Be Careful What You Wish: Some More Thoughts . . .
- Don’t wish away the good things that allocated product shipments brought to you. Prior to the pandemic there was a massive “fudging” of MAP policies. Most manufacturers have restored (or are still restoring) their credibility in the marketplace. Let’s applaud Canon for clamping down on counterfeit, sometimes-very-dangerous batteries.
- As we learn to live with a waning pandemic, there’s significant demand for real human-to-human interaction in classes, field trips, etc. These will continue to build in demand and, more important, drive the joy of photography for the people who started it as their hobby during Covid. Customers are also aware of the benefit of well-executed remote learning that allows retailers to reach new and old customers in a variety of ways.
- Product shortages have caused most manufacturers to drop their lower-priced cameras, focusing on using limited materials to build higher-margin product. It’s a short-term but necessary solution to a unique situation. Further, it does shut off a “gateway drug” access to photography for schools, which can hurt our industry. Many got into photography because of high school photo classes. Happily, many young people embrace the trend of buying used. The strong used business helps retailer margins and store traffic; however, it doesn’t help the schools that normally cannot effectively buy used.
- Current events indicate inflation is likely to be with us for the foreseeable future.

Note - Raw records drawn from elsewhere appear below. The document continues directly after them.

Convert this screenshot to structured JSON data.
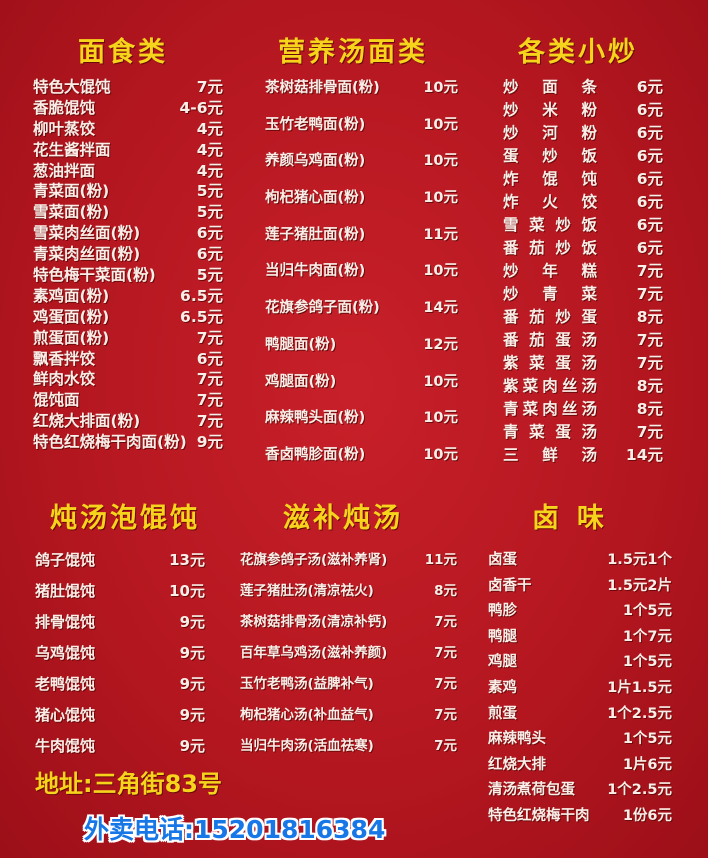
{
  "sections": {
    "noodles": {
      "title": "面食类",
      "items": [
        {
          "name": "特色大馄饨",
          "price": "7元"
        },
        {
          "name": "香脆馄饨",
          "price": "4-6元"
        },
        {
          "name": "柳叶蒸饺",
          "price": "4元"
        },
        {
          "name": "花生酱拌面",
          "price": "4元"
        },
        {
          "name": "葱油拌面",
          "price": "4元"
        },
        {
          "name": "青菜面(粉)",
          "price": "5元"
        },
        {
          "name": "雪菜面(粉)",
          "price": "5元"
        },
        {
          "name": "雪菜肉丝面(粉)",
          "price": "6元"
        },
        {
          "name": "青菜肉丝面(粉)",
          "price": "6元"
        },
        {
          "name": "特色梅干菜面(粉)",
          "price": "5元"
        },
        {
          "name": "素鸡面(粉)",
          "price": "6.5元"
        },
        {
          "name": "鸡蛋面(粉)",
          "price": "6.5元"
        },
        {
          "name": "煎蛋面(粉)",
          "price": "7元"
        },
        {
          "name": "飘香拌饺",
          "price": "6元"
        },
        {
          "name": "鲜肉水饺",
          "price": "7元"
        },
        {
          "name": "馄饨面",
          "price": "7元"
        },
        {
          "name": "红烧大排面(粉)",
          "price": "7元"
        },
        {
          "name": "特色红烧梅干肉面(粉)",
          "price": "9元"
        }
      ]
    },
    "soup_noodles": {
      "title": "营养汤面类",
      "items": [
        {
          "name": "茶树菇排骨面(粉)",
          "price": "10元"
        },
        {
          "name": "玉竹老鸭面(粉)",
          "price": "10元"
        },
        {
          "name": "养颜乌鸡面(粉)",
          "price": "10元"
        },
        {
          "name": "枸杞猪心面(粉)",
          "price": "10元"
        },
        {
          "name": "莲子猪肚面(粉)",
          "price": "11元"
        },
        {
          "name": "当归牛肉面(粉)",
          "price": "10元"
        },
        {
          "name": "花旗参鸽子面(粉)",
          "price": "14元"
        },
        {
          "name": "鸭腿面(粉)",
          "price": "12元"
        },
        {
          "name": "鸡腿面(粉)",
          "price": "10元"
        },
        {
          "name": "麻辣鸭头面(粉)",
          "price": "10元"
        },
        {
          "name": "香卤鸭胗面(粉)",
          "price": "10元"
        }
      ]
    },
    "stir_fry": {
      "title": "各类小炒",
      "items": [
        {
          "name": "炒面条",
          "price": "6元"
        },
        {
          "name": "炒米粉",
          "price": "6元"
        },
        {
          "name": "炒河粉",
          "price": "6元"
        },
        {
          "name": "蛋炒饭",
          "price": "6元"
        },
        {
          "name": "炸馄饨",
          "price": "6元"
        },
        {
          "name": "炸火饺",
          "price": "6元"
        },
        {
          "name": "雪菜炒饭",
          "price": "6元"
        },
        {
          "name": "番茄炒饭",
          "price": "6元"
        },
        {
          "name": "炒年糕",
          "price": "7元"
        },
        {
          "name": "炒青菜",
          "price": "7元"
        },
        {
          "name": "番茄炒蛋",
          "price": "8元"
        },
        {
          "name": "番茄蛋汤",
          "price": "7元"
        },
        {
          "name": "紫菜蛋汤",
          "price": "7元"
        },
        {
          "name": "紫菜肉丝汤",
          "price": "8元"
        },
        {
          "name": "青菜肉丝汤",
          "price": "8元"
        },
        {
          "name": "青菜蛋汤",
          "price": "7元"
        },
        {
          "name": "三鲜汤",
          "price": "14元"
        }
      ]
    },
    "wonton": {
      "title": "炖汤泡馄饨",
      "items": [
        {
          "name": "鸽子馄饨",
          "price": "13元"
        },
        {
          "name": "猪肚馄饨",
          "price": "10元"
        },
        {
          "name": "排骨馄饨",
          "price": "9元"
        },
        {
          "name": "乌鸡馄饨",
          "price": "9元"
        },
        {
          "name": "老鸭馄饨",
          "price": "9元"
        },
        {
          "name": "猪心馄饨",
          "price": "9元"
        },
        {
          "name": "牛肉馄饨",
          "price": "9元"
        }
      ]
    },
    "tonic_soup": {
      "title": "滋补炖汤",
      "items": [
        {
          "name": "花旗参鸽子汤(滋补养肾)",
          "price": "11元"
        },
        {
          "name": "莲子猪肚汤(清凉祛火)",
          "price": "8元"
        },
        {
          "name": "茶树菇排骨汤(清凉补钙)",
          "price": "7元"
        },
        {
          "name": "百年草乌鸡汤(滋补养颜)",
          "price": "7元"
        },
        {
          "name": "玉竹老鸭汤(益脾补气)",
          "price": "7元"
        },
        {
          "name": "枸杞猪心汤(补血益气)",
          "price": "7元"
        },
        {
          "name": "当归牛肉汤(活血祛寒)",
          "price": "7元"
        }
      ]
    },
    "braised": {
      "title": "卤味",
      "items": [
        {
          "name": "卤蛋",
          "price": "1.5元1个"
        },
        {
          "name": "卤香干",
          "price": "1.5元2片"
        },
        {
          "name": "鸭胗",
          "price": "1个5元"
        },
        {
          "name": "鸭腿",
          "price": "1个7元"
        },
        {
          "name": "鸡腿",
          "price": "1个5元"
        },
        {
          "name": "素鸡",
          "price": "1片1.5元"
        },
        {
          "name": "煎蛋",
          "price": "1个2.5元"
        },
        {
          "name": "麻辣鸭头",
          "price": "1个5元"
        },
        {
          "name": "红烧大排",
          "price": "1片6元"
        },
        {
          "name": "清汤煮荷包蛋",
          "price": "1个2.5元"
        },
        {
          "name": "特色红烧梅干肉",
          "price": "1份6元"
        }
      ]
    }
  },
  "footer": {
    "address": "地址:三角街83号",
    "phone": "外卖电话:15201816384"
  },
  "colors": {
    "background": "#b3161f",
    "heading": "#f6d41c",
    "item_text": "#fbeee8",
    "phone": "#1877e6"
  }
}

This will allow many retailers as well as manufacturers to inch up their prices to allow for better employee benefits, more marketing, advertising and building of cash for expansion and new products. Everyone needs to ensure the prices they’re charging are at least enough to cover replacement costs, including erratic and growing shipping costs. Believing the supply chain chaos will end by Christmas is wishful thinking.
The Resurgence of Olympus
Furthermore, was it part of the pandemic shift or did we count Olympus out of the game too soon? The OM System 150–400 f/4.5 lens, selling for $7,500, took off out of the gate and has not looked back.
What’s more, the successful launch of the 21st century OM-1 camera was embraced by photographers around the world. Be aware that Olympus (OM Digital Solutions) is again being talked about by customers, retailers and media.
What are you doing with your business to capitalize on these changes in the marketplace? Adjust today’s actions as well as future plans to take advantage of where we are, not where you wish we were.
Hi Bill, I caught your artilcle and your message about better communication results with “honey instead of vinegar” resonated! I am now a senior buyer specializing in capital equipment for a Biotech/Pharmaceutical Manufacturer and have seen equipment lead times go from 30 days to 90-180 days on many of out purchases. Supply chain issues for our suppliers include shortages for chips and certain grades of stainless steel + labor issues caused by covad-19. We have made sure that we communicate with our suppliers in a professional civil and respectful manner which has been beneficial.
Glad to see you have remained active in the Photo Industry!